No rasto do morcego e de outros intermediários
Foi no final de janeiro que, depois de terem examinado o genoma deste coronavírus, os cientistas do Instituto de Virologia de Wuhan confirmaram que tinham encontrado um outro muito semelhante em morcegos. Chamado RATG13, era 96 por cento idêntico ao SARS-CoV-2 e tornava-se assim o seu parente mais próximo conhecido. O que também sugeria que o novo coronavírus tinha a origem naquele animal.
Mas os quatro valores percentuais de diferença, consideram outros cientistas, podem fazer diferença num caso destes. Pelo menos, é o que defende o biólogo computacional François Balloux e a sua equipa da University College of London, no Reino Unido. No seu entender, a divergência sugere, antes de mais, que o SARS CoV-2 pode ter passado para as pessoas através de uma espécie intermediária.
Os primeiros suspeitos de serem esses hospedeiros foram os pangolins – que, além dos morcegos, são os únicos mamíferos selvagens conhecidos por conviverem com coronavírus semelhantes a este. E isso faz com que essa hipótese não seja descartada.

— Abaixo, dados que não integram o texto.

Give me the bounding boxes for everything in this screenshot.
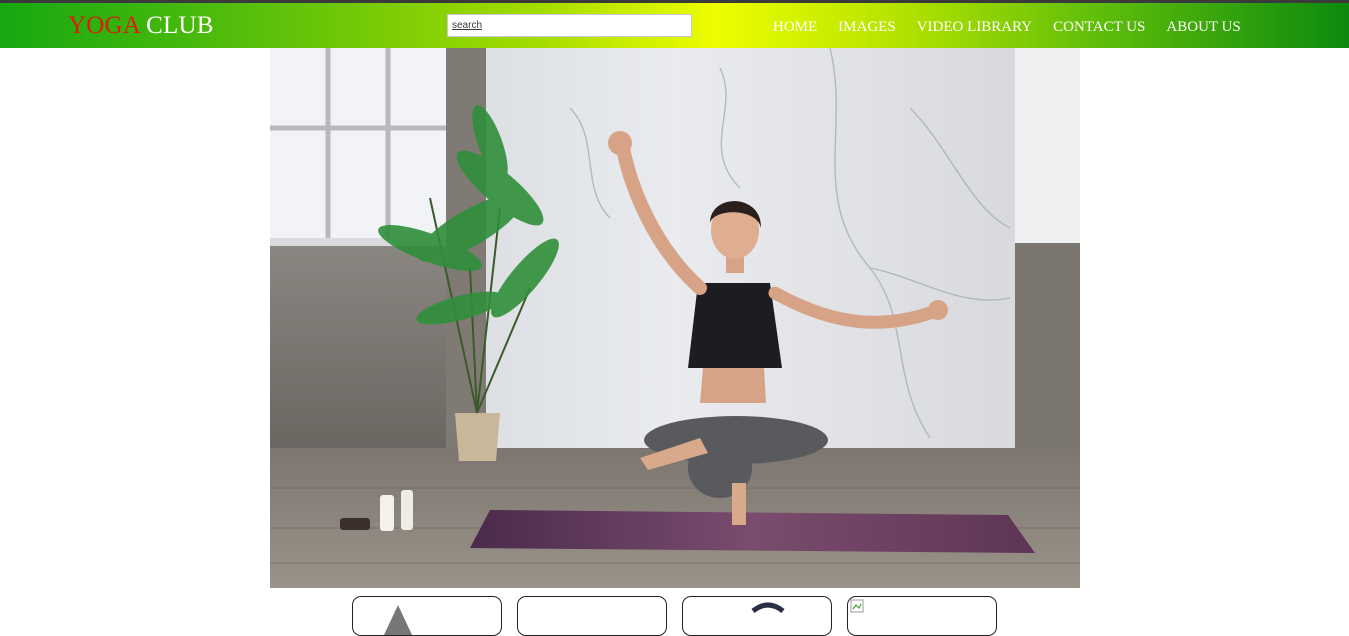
thumbnail-strip: [352, 596, 997, 636]
broken-image-icon: [850, 599, 864, 613]
thumbnail-2[interactable]: [517, 596, 667, 636]
hero-image: [270, 48, 1080, 588]
top-navigation-bar: YOGA CLUB HOME IMAGES VIDEO LIBRARY CONT…: [0, 0, 1349, 48]
thumbnail-image: [518, 597, 667, 636]
main-menu: HOME IMAGES VIDEO LIBRARY CONTACT US ABO…: [773, 18, 1241, 36]
thumbnail-4[interactable]: [847, 596, 997, 636]
logo-yoga-text: YOGA: [68, 12, 140, 39]
logo-club-text: CLUB: [146, 12, 214, 39]
nav-video-library-link[interactable]: VIDEO LIBRARY: [917, 18, 1032, 36]
nav-contact-us-link[interactable]: CONTACT US: [1053, 18, 1145, 36]
yoga-pose-photo: [270, 48, 1080, 588]
site-logo[interactable]: YOGA CLUB: [68, 12, 214, 40]
search-input[interactable]: [447, 14, 692, 37]
nav-images-link[interactable]: IMAGES: [838, 18, 896, 36]
thumbnail-image: [751, 602, 785, 614]
thumbnail-1[interactable]: [352, 596, 502, 636]
nav-home-link[interactable]: HOME: [773, 18, 817, 36]
nav-about-us-link[interactable]: ABOUT US: [1166, 18, 1240, 36]
thumbnail-3[interactable]: [682, 596, 832, 636]
thumbnail-image: [383, 605, 413, 635]
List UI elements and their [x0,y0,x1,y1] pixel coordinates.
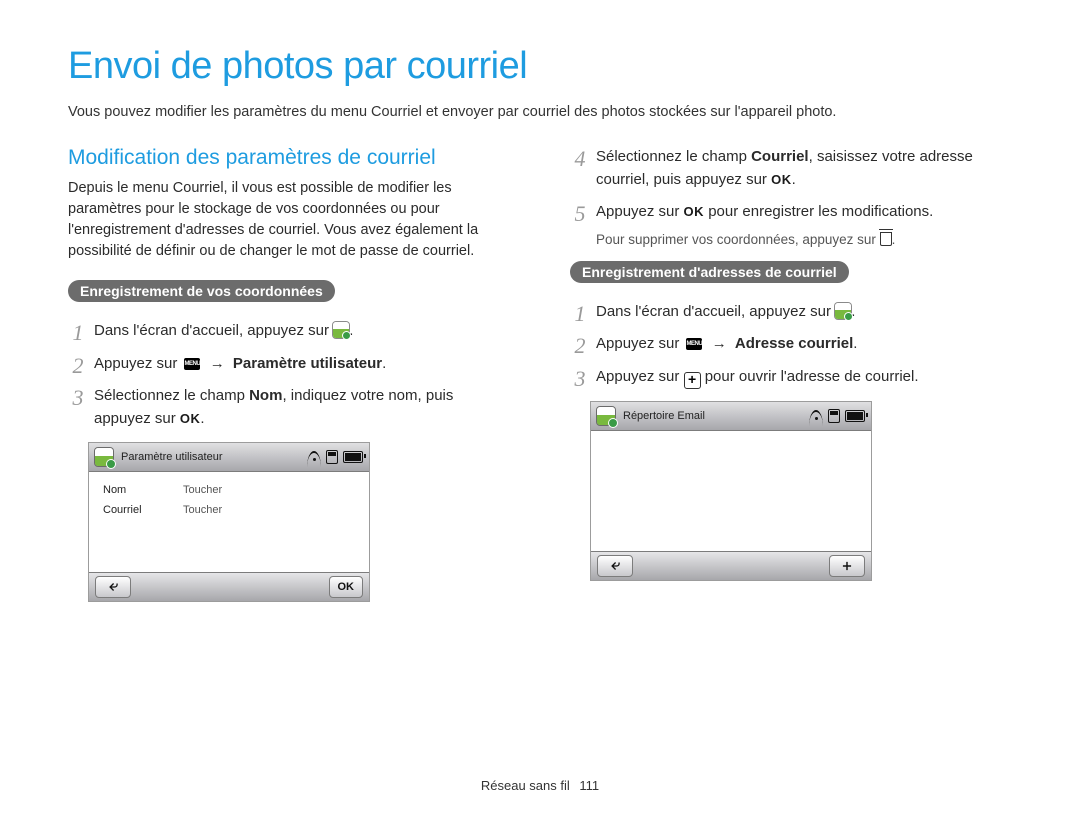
page-number: 111 [579,778,599,793]
step-text: Appuyez sur [94,355,182,372]
section-paragraph: Depuis le menu Courriel, il vous est pos… [68,178,510,262]
step-number: 1 [570,297,590,330]
step-text: pour enregistrer les modifications. [704,203,933,220]
mockup-footer: OK [89,572,369,601]
sd-card-icon [828,409,840,423]
step-text: Appuyez sur [596,335,684,352]
page-footer: Réseau sans fil 111 [0,778,1080,793]
step-number: 2 [68,349,88,382]
param-user-label: Paramètre utilisateur [233,355,382,372]
mockup-body: Nom Toucher Courriel Toucher [89,472,369,572]
step-number: 3 [570,362,590,395]
ok-icon: OK [771,170,792,190]
step-text: Sélectionnez le champ [94,387,249,404]
battery-icon [845,410,865,422]
mockup-header: Paramètre utilisateur [89,443,369,472]
email-app-icon [597,407,615,425]
mockup-body [591,431,871,551]
wifi-icon [307,451,321,463]
pill-coordinates: Enregistrement de vos coordonnées [68,280,335,302]
ok-icon: OK [684,202,705,222]
trash-icon [880,232,892,246]
right-column: 4 Sélectionnez le champ Courriel, saisis… [570,146,1012,602]
back-icon [106,580,120,594]
wifi-icon [809,410,823,422]
email-app-icon [333,322,349,338]
mockup-user-settings: Paramètre utilisateur Nom Toucher Courri… [88,442,370,602]
menu-icon: MENU [686,338,702,350]
steps-left: 1 Dans l'écran d'accueil, appuyez sur . … [68,320,510,430]
step-text: Dans l'écran d'accueil, appuyez sur [94,322,333,339]
step-text: pour ouvrir l'adresse de courriel. [701,368,919,385]
arrow-icon: → [712,335,727,352]
page-title: Envoi de photos par courriel [68,45,1012,88]
step-number: 3 [68,381,88,414]
add-button[interactable] [829,555,865,577]
sd-card-icon [326,450,338,464]
mockup-title: Répertoire Email [623,410,809,422]
ok-button[interactable]: OK [329,576,364,598]
delete-note: Pour supprimer vos coordonnées, appuyez … [570,232,1012,247]
back-button[interactable] [597,555,633,577]
field-email-bold: Courriel [751,148,809,165]
pill-addresses: Enregistrement d'adresses de courriel [570,261,849,283]
step-number: 4 [570,142,590,175]
mockup-row-email: Courriel Toucher [89,500,369,520]
mockup-footer [591,551,871,580]
row-value: Toucher [183,484,222,496]
field-name-bold: Nom [249,387,282,404]
row-value: Toucher [183,504,222,516]
intro-text: Vous pouvez modifier les paramètres du m… [68,103,1012,123]
battery-icon [343,451,363,463]
mockup-email-directory: Répertoire Email [590,401,872,581]
arrow-icon: → [210,355,225,372]
row-label: Nom [103,484,183,496]
step-text: Appuyez sur [596,368,684,385]
mockup-row-name: Nom Toucher [89,480,369,500]
step-number: 2 [570,329,590,362]
mockup-header: Répertoire Email [591,402,871,431]
steps-right-bottom: 1 Dans l'écran d'accueil, appuyez sur . … [570,301,1012,389]
row-label: Courriel [103,504,183,516]
footer-section: Réseau sans fil [481,778,570,793]
back-button[interactable] [95,576,131,598]
step-text: Appuyez sur [596,203,684,220]
email-app-icon [95,448,113,466]
back-icon [608,559,622,573]
step-number: 1 [68,316,88,349]
left-column: Modification des paramètres de courriel … [68,146,510,602]
ok-icon: OK [180,409,201,429]
email-app-icon [835,303,851,319]
plus-icon [840,559,854,573]
plus-icon: + [684,372,701,389]
step-text: Sélectionnez le champ [596,148,751,165]
step-number: 5 [570,197,590,230]
step-text: Dans l'écran d'accueil, appuyez sur [596,303,835,320]
mockup-title: Paramètre utilisateur [121,451,307,463]
section-heading: Modification des paramètres de courriel [68,146,510,170]
steps-right-top: 4 Sélectionnez le champ Courriel, saisis… [570,146,1012,224]
menu-icon: MENU [184,358,200,370]
address-email-label: Adresse courriel [735,335,853,352]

Mas os cientistas estão a analisar outras possibilidades, em amostras de tecido armazenadas em laboratório. É o caso de AAaron Irving, especialista da Duke-NUS Medical School, em Singapura, que se prepara para trabalhar com a Academia Chinesa de Ciência e com a Universidade de Edimburgo. A ideia é analisar melhor não só o caso dos morcegos como também de outros mamíferos.
Pistas do genoma
Depois de se analisar o genoma do SARS COv-2 surgiram outras pistas – em duas espécies de cobras, por exemplo. Mas a hipótese foi rapidamente abandonada, depois de se perceber que o tamanho da amostra e os dados eram muito limitados. O padrão podia ser apenas um fruto do acaso.
Sabe-se ainda que muitas outras espécies podem ser infetadas. Numa série de outras experiências, tanto gatos como furões, macacos ou hamsters mostraram ser suscetíveis à SARS-CoV-2. Fora do laboratório, também animais como cães e gatos de estimação, tigres e leões em zoológicos foram infetados. E muito provavelmente por pessoas.
Os cientistas estão ainda a servir-se de modelos computacionais da biologia celular para investigar a suscetibilidade animal. Foi assim que descobriram um recetor igual em células de outros mamíferos, como ovelhas, chimpanzés e gorilas. Só que os modelos, depois, nem sempre têm equivalência com o trabalho de campo.
É o que sublinha a investigação até agora desenvolvido por Peter Dazzak, presidente da Eco Health Alliance, dos EUA, que andou nos últimos 15 anos pelos mercados de vida selvagem na China. Porque por ali a criação de animais em cativeiro convive regularmente com comunidades de morcegos. “As oportunidades para esses vírus se espalharem entre os animais selvagens, gado e seres humanos são claras e óbvias”, defende o investigador. “É uma ligação que está muito ativa.”